İnsanların çoğu daha ucuz işlere başvuruyor. Bunun anlamı açık: Yeteneklerimizi geliştirmiyor veya o kadar küçümsüyoruz ki, yola yüksekten başlamaya cesaret edemiyoruz.

İşe girmek istediğinizde, hangi görevleri düşünürsünüz? Çoğu kimse “Bir iş olsun da ne olursa olsun.” anlayışındadır. Tabii ki hepimiz büyük işlere layık olabiliriz. İnsan neden potansiyeline güvenmez? Neden yeteneklerini geliştirerek daha iyi işlerde çalışmayı ve hatta kendi işini kurup geliştirmeyi düşünmez? Neden yeteneklerine dayanmak yerine, sadece siyasi desteklerin arkasına sığınarak hayata tutunmayı tercih eder? Kendinizi geliştirebileceğinize inanmazsanız, o yolda çaba harcar mısınız?

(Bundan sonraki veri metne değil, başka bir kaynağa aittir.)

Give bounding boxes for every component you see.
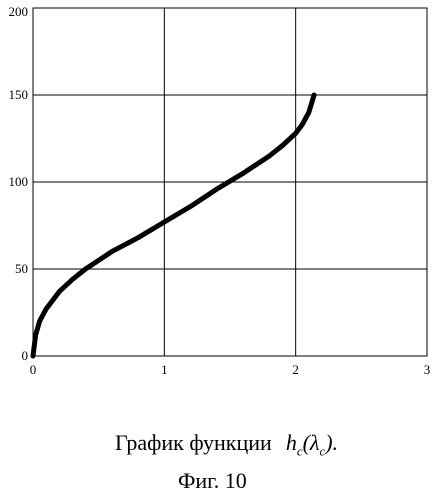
grid	[32, 7, 428, 357]
y-tick-label-150: 150	[9, 87, 29, 102]
y-tick-label-100: 100	[9, 174, 29, 189]
y-tick-label-0: 0	[22, 348, 29, 363]
series-line-0	[30, 92, 317, 359]
caption-math: hc(λc).	[285, 430, 339, 459]
line-chart: 0 1 2 3 0 50 100 150 200	[9, 4, 431, 377]
figure-label: Фиг. 10	[178, 468, 247, 493]
chart-caption: График функции hc(λc).	[115, 430, 338, 459]
tick-labels: 0 1 2 3 0 50 100 150 200	[9, 4, 431, 377]
y-tick-label-200: 200	[9, 4, 29, 19]
x-tick-label-3: 3	[424, 362, 431, 377]
x-tick-label-0: 0	[30, 362, 37, 377]
x-tick-label-2: 2	[292, 362, 299, 377]
x-tick-label-1: 1	[161, 362, 168, 377]
y-tick-label-50: 50	[15, 261, 28, 276]
caption-text: График функции	[115, 430, 272, 455]
series	[30, 92, 317, 359]
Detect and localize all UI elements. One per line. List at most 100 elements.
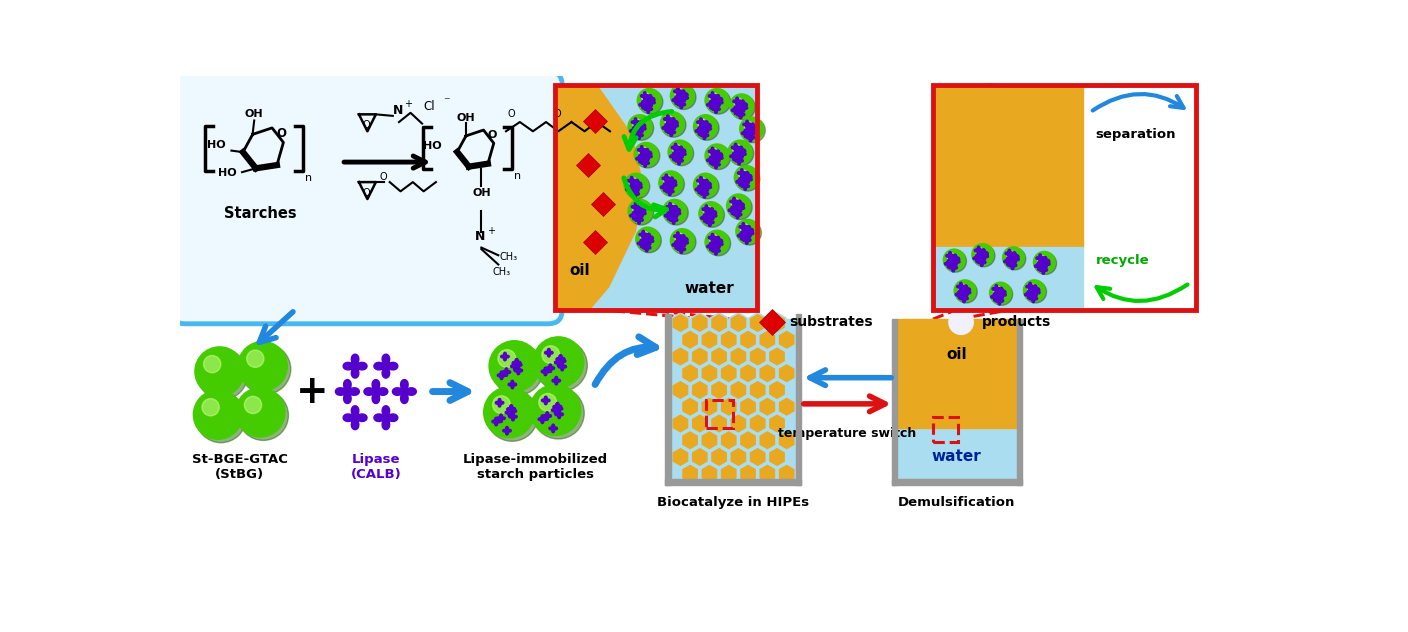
Polygon shape <box>667 179 676 187</box>
Polygon shape <box>1010 253 1018 262</box>
Circle shape <box>638 90 663 114</box>
Circle shape <box>660 172 684 197</box>
Polygon shape <box>635 131 643 140</box>
Polygon shape <box>672 209 680 217</box>
Polygon shape <box>673 87 681 95</box>
Polygon shape <box>739 330 756 349</box>
Polygon shape <box>701 214 710 222</box>
Polygon shape <box>703 179 711 188</box>
Polygon shape <box>1031 285 1039 293</box>
Polygon shape <box>628 184 636 192</box>
Circle shape <box>741 224 749 232</box>
Circle shape <box>972 244 994 265</box>
Polygon shape <box>712 161 721 169</box>
Polygon shape <box>703 122 711 130</box>
Text: N: N <box>393 104 403 118</box>
Polygon shape <box>701 363 718 383</box>
Polygon shape <box>639 100 648 109</box>
Polygon shape <box>503 368 511 376</box>
Polygon shape <box>669 118 677 126</box>
Polygon shape <box>779 464 796 483</box>
Circle shape <box>238 341 287 391</box>
Circle shape <box>736 219 760 243</box>
Bar <box>705 400 734 428</box>
Circle shape <box>1007 112 1028 135</box>
Polygon shape <box>514 366 522 375</box>
Polygon shape <box>513 358 521 367</box>
Polygon shape <box>638 209 646 217</box>
Polygon shape <box>995 296 1004 305</box>
Polygon shape <box>553 403 562 411</box>
Polygon shape <box>497 371 505 380</box>
Polygon shape <box>1005 249 1014 258</box>
Polygon shape <box>1008 261 1017 270</box>
Circle shape <box>976 248 983 255</box>
Polygon shape <box>955 290 963 299</box>
Polygon shape <box>701 330 718 349</box>
Text: temperature switch: temperature switch <box>779 427 917 440</box>
Polygon shape <box>743 120 752 129</box>
Polygon shape <box>714 236 722 245</box>
Polygon shape <box>1036 254 1045 262</box>
Circle shape <box>955 281 977 303</box>
Circle shape <box>638 88 662 112</box>
Text: Lipase
(CALB): Lipase (CALB) <box>351 453 401 481</box>
Polygon shape <box>632 181 641 190</box>
Polygon shape <box>769 447 786 467</box>
Polygon shape <box>779 430 796 450</box>
Circle shape <box>636 228 662 253</box>
Polygon shape <box>779 363 796 383</box>
Text: St-BGE-GTAC
(StBG): St-BGE-GTAC (StBG) <box>191 453 287 481</box>
Polygon shape <box>1010 252 1018 260</box>
Polygon shape <box>745 226 753 235</box>
Polygon shape <box>962 285 970 294</box>
Circle shape <box>493 396 510 413</box>
Polygon shape <box>508 413 517 421</box>
Circle shape <box>1049 157 1070 178</box>
Polygon shape <box>711 447 728 467</box>
Polygon shape <box>719 397 738 416</box>
Circle shape <box>938 112 959 135</box>
Polygon shape <box>634 180 642 189</box>
Polygon shape <box>731 143 739 152</box>
Polygon shape <box>677 100 686 109</box>
Polygon shape <box>636 206 645 214</box>
Text: OH: OH <box>472 188 491 198</box>
Polygon shape <box>714 150 722 159</box>
Polygon shape <box>679 90 687 99</box>
Polygon shape <box>511 362 520 370</box>
Polygon shape <box>974 253 983 261</box>
Polygon shape <box>697 118 705 126</box>
Bar <box>932 247 1083 310</box>
Circle shape <box>241 344 291 394</box>
Polygon shape <box>679 92 687 100</box>
Polygon shape <box>555 410 563 418</box>
Polygon shape <box>1032 288 1041 297</box>
Polygon shape <box>728 206 736 214</box>
Circle shape <box>736 221 762 245</box>
Polygon shape <box>701 123 710 131</box>
Circle shape <box>991 283 1012 305</box>
Polygon shape <box>501 352 510 361</box>
Circle shape <box>674 233 683 241</box>
Text: N: N <box>476 230 486 243</box>
Text: HO: HO <box>207 140 227 150</box>
Bar <box>1017 319 1022 485</box>
Circle shape <box>636 227 659 251</box>
Circle shape <box>194 347 244 396</box>
Polygon shape <box>680 94 689 102</box>
Polygon shape <box>1004 257 1012 265</box>
Circle shape <box>197 349 248 399</box>
Polygon shape <box>974 246 983 255</box>
Polygon shape <box>543 411 552 420</box>
Circle shape <box>1045 112 1067 135</box>
Circle shape <box>193 390 242 439</box>
Polygon shape <box>735 202 743 210</box>
Polygon shape <box>639 230 648 239</box>
Polygon shape <box>679 90 687 99</box>
Polygon shape <box>667 177 676 186</box>
Polygon shape <box>736 201 745 210</box>
Polygon shape <box>638 125 646 133</box>
Circle shape <box>625 174 649 199</box>
Circle shape <box>659 171 683 195</box>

Size Van’da dünyaya gelen bir gencin hikâyesini aktarayım. Ankara’ya geldiğinde hiç parası yoktu. Şehir terminalinden uzaklardaki arkadaşlarının evine saatlerce yürüyerek varabilmişti.Anadolu’nun dürüstlüğünde yetişen o genci gördüğümde başarısını diledim. O sıralar, o genç hakkında çok parlak bir gelecek hissetmedim. Fakat o bir şeyleri çok farklı düşündü. Hayallerini büyük kurdu ve kaderden büyük bir karşılık aldı.İşine küçük bir tezgâhın başında başlamış. Şimdi bir grup olarak sıfırdan kurdukları dev bir mağaza zincirini yönetiyor. İlkelerini korursa gelişmeye devam eder.

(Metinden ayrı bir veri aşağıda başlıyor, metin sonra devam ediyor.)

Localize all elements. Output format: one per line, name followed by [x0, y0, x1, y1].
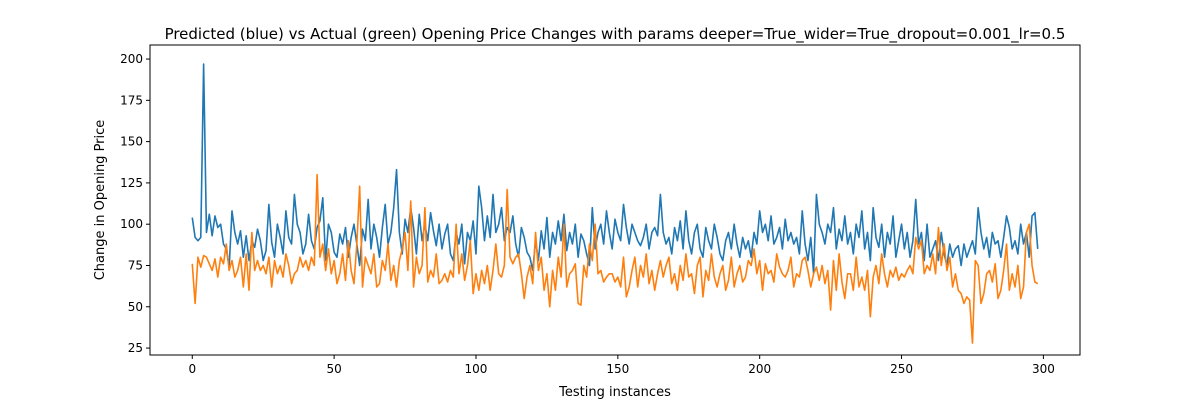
x-tick-label: 50 [326, 362, 341, 376]
line-series [191, 63, 1039, 275]
x-tick-label: 200 [748, 362, 771, 376]
line-series [191, 173, 1039, 344]
y-tick-label: 200 [120, 52, 143, 66]
chart-title: Predicted (blue) vs Actual (green) Openi… [165, 25, 1066, 44]
y-tick-label: 150 [120, 135, 143, 149]
y-tick-label: 75 [128, 258, 143, 272]
x-tick-label: 250 [890, 362, 913, 376]
y-tick-label: 25 [128, 341, 143, 355]
plot-frame [149, 44, 1081, 356]
y-axis-label: Change in Opening Price [93, 120, 108, 281]
y-tick-label: 100 [120, 217, 143, 231]
y-tick-label: 125 [120, 176, 143, 190]
y-tick-label: 175 [120, 93, 143, 107]
x-tick-label: 150 [606, 362, 629, 376]
x-tick-label: 300 [1032, 362, 1055, 376]
x-axis-label: Testing instances [558, 385, 671, 400]
x-tick-label: 100 [465, 362, 488, 376]
x-tick-label: 0 [188, 362, 196, 376]
y-tick-label: 50 [128, 300, 143, 314]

Vanlı genç büyük düşünmeseydi, işini bu kadar büyütebilir miydi? Nice geceler başkaları uykudayken, yapacaklarını planlayarak sabahladı. Hayalleri oynaşta değil, kurduğu sistemin geleceğindeydi. Kimsenin yapmadığını yapmalıydı ve bu yüzden kimsenin düşünmediğini düşünmeliydi. Hayat paketinde, herkese isteyebildiği kadarı verilir. Ezelî mesaj şöyle der: “Benden isteyin, cevap vereyim.” “De ki, istemeniz olmazsa Rabbim size ne diye değer versin!” Bu çok önemli!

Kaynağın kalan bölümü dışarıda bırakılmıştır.